In the early morning of Sunday, September 15, 1963, Bobby Frank Cherry, Thomas Blanton, Herman Frank Cash, and Robert Chambliss, members of United Klans of America, a Ku Klux Klan group, planted a box of dynamite with a time delay under the steps of the church, near the basement.

At about 10:22 a.m., when twenty-six children were walking into the basement assembly room for closing prayers of a sermon entitled “The Love That Forgives,” the bomb exploded. According to an interview on NPR on September 15, 2008, Denise McNair’s father stated that the sermon never took place because of the bombing. Four girls, Addie Mae Collins (aged 14), Denise McNair (aged 11), Carole Robertson (aged 14), and Cynthia Wesley (aged 14), were killed in the attack, and 22 additional people were injured, one of whom was Addie Mae Collins’ younger sister, Sarah.

The explosion blew a hole in the church’s rear wall, destroyed the back steps, and left intact only the frames of all but one stained-glass window. The lone window that survived the concussion was one in which Jesus Christ was depicted knocking on a door, although Christ’s face was destroyed. In addition, five cars behind the church were damaged, two of which were destroyed, while windows in the laundromat across the street were blown out.

Prime Time

Tonight is Game 2 of the WNBA Basketball Finals.  Bet you didn’t even know.

There was a land of Cavaliers and Cotton Fields called the Old South… Here in this pretty world Gallantry took its last bow… Here was the last ever to be seen of Knights and their Ladies Fair, of Master and of Slave… Look for it only in books, for it is no more than a dream remembered. A Civilization gone with the wind…

Can I tell you how much I hate Gone with the Wind?  As over rated and romanticized as Ayn Rand and her purile pre-pubescent fantasies of noble rape at the hand of a strong and masterful man.  Not to mention the naked racism.  As bad as anything in Birth of a Nation only with sound and in Technicolor.

Once I had hopes that we had put these shameful chapters behind us, if not in the Remorseless Revolutionary Struggle that claimed over 364 thousand (I don’t count Slavers), then certainly in the Civil Rights Movement.  But Bigots will not be thwarted.  They’ll not be satisfied until their racism is met with the applause of the approving and the shameful silence of those who should know better.

The past is never dead. It’s not even past. To live anywhere in the world today and be against equality because of race or color is like living in Alaska and being against snow.

Later-

Jon has Tony Blair, Stephen Sean Wilentz.  Alton does Broccoli.  Boondocks, A Date With the Booty Warrior.

Tony Blair-

  • Liar
  • Murderer
  • War Criminal

Unable to show his face in any civilized country.

May he end his long, long life of suffering locked in a dank cell at Spandau, despised and forgotten.

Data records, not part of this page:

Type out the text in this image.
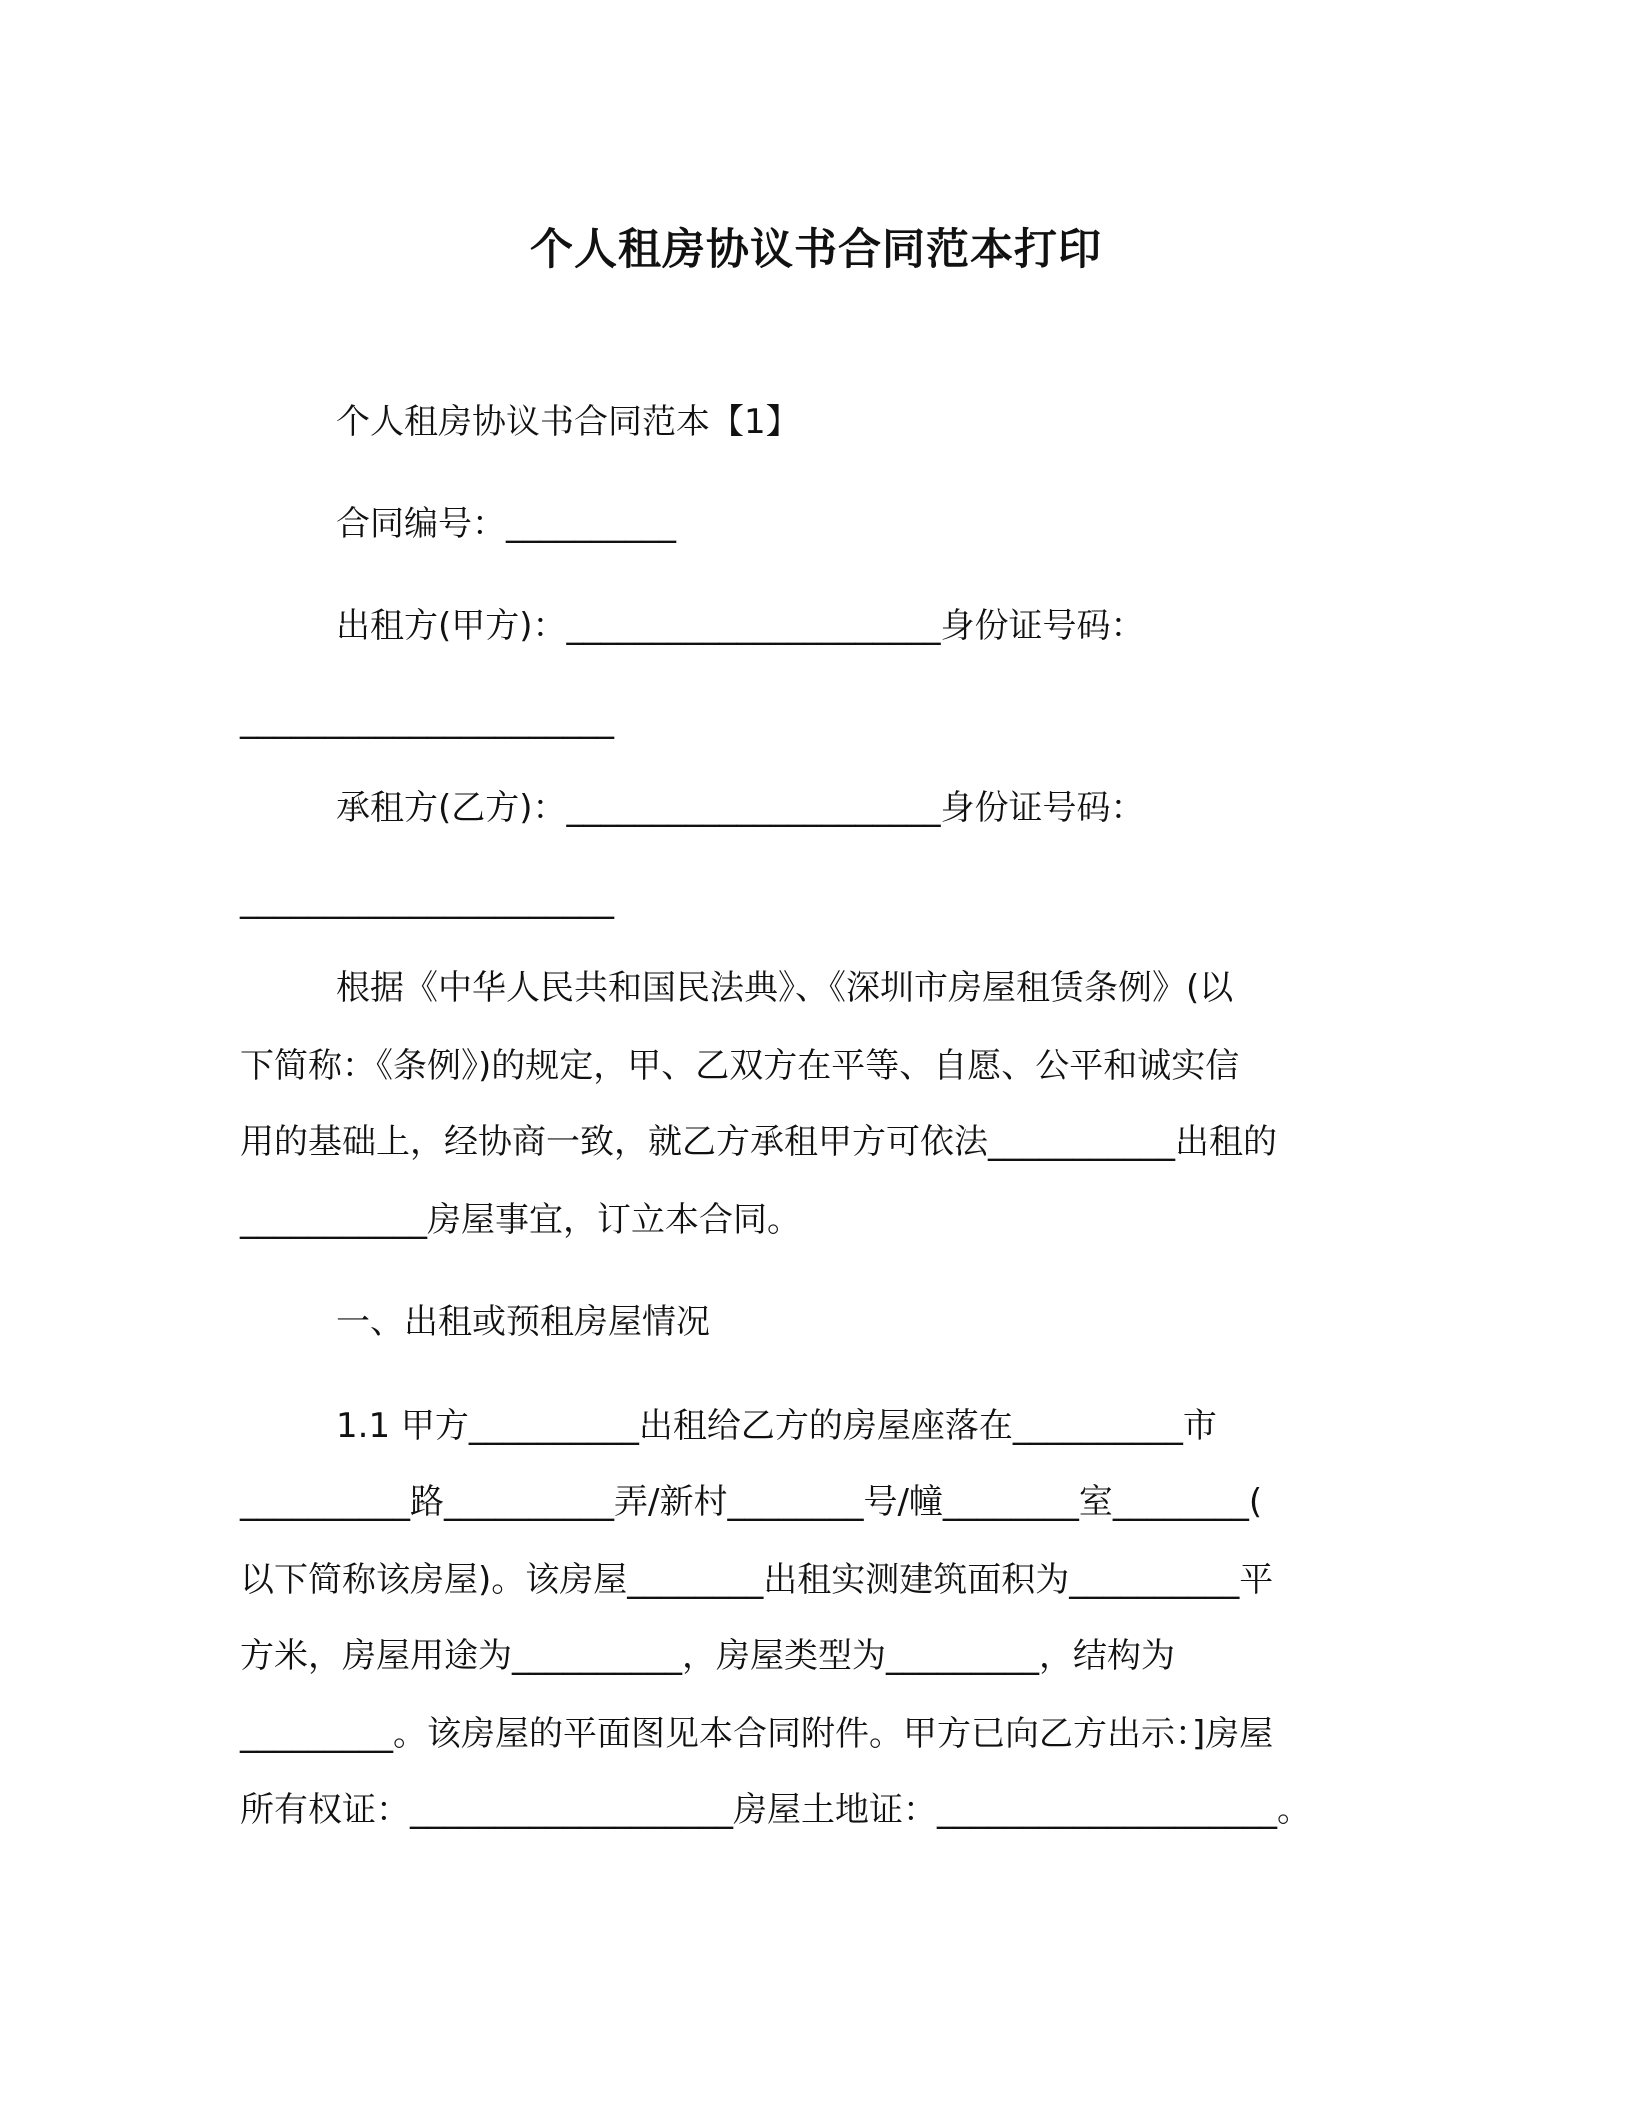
个人租房协议书合同范本打印
个人租房协议书合同范本【1】
合同编号：__________
出租方(甲方)：______________________身份证号码：
______________________
承租方(乙方)：______________________身份证号码：
______________________
根据《中华人民共和国民法典》、《深圳市房屋租赁条例》(以
下简称：《条例》)的规定，甲、乙双方在平等、自愿、公平和诚实信
用的基础上，经协商一致，就乙方承租甲方可依法___________出租的
___________房屋事宜，订立本合同。
一、出租或预租房屋情况
1.1 甲方__________出租给乙方的房屋座落在__________市
__________路__________弄/新村________号/幢________室________(
以下简称该房屋)。该房屋________出租实测建筑面积为__________平
方米，房屋用途为__________，房屋类型为_________，结构为
_________。该房屋的平面图见本合同附件。甲方已向乙方出示：]房屋
所有权证：___________________房屋土地证：____________________。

I’m not asking you to forgive me. I’ll never understand or forgive myself. And if a bullet gets me, so help me, I’ll laugh at myself for being an idiot. There’s one thing I do know… and that is that I love you, Scarlett. In spite of you and me and the whole silly world going to pieces around us, I love you. Because we’re alike. Bad lots, both of us. Selfish and shrewd. But able to look things in the eyes as we call them by their right names.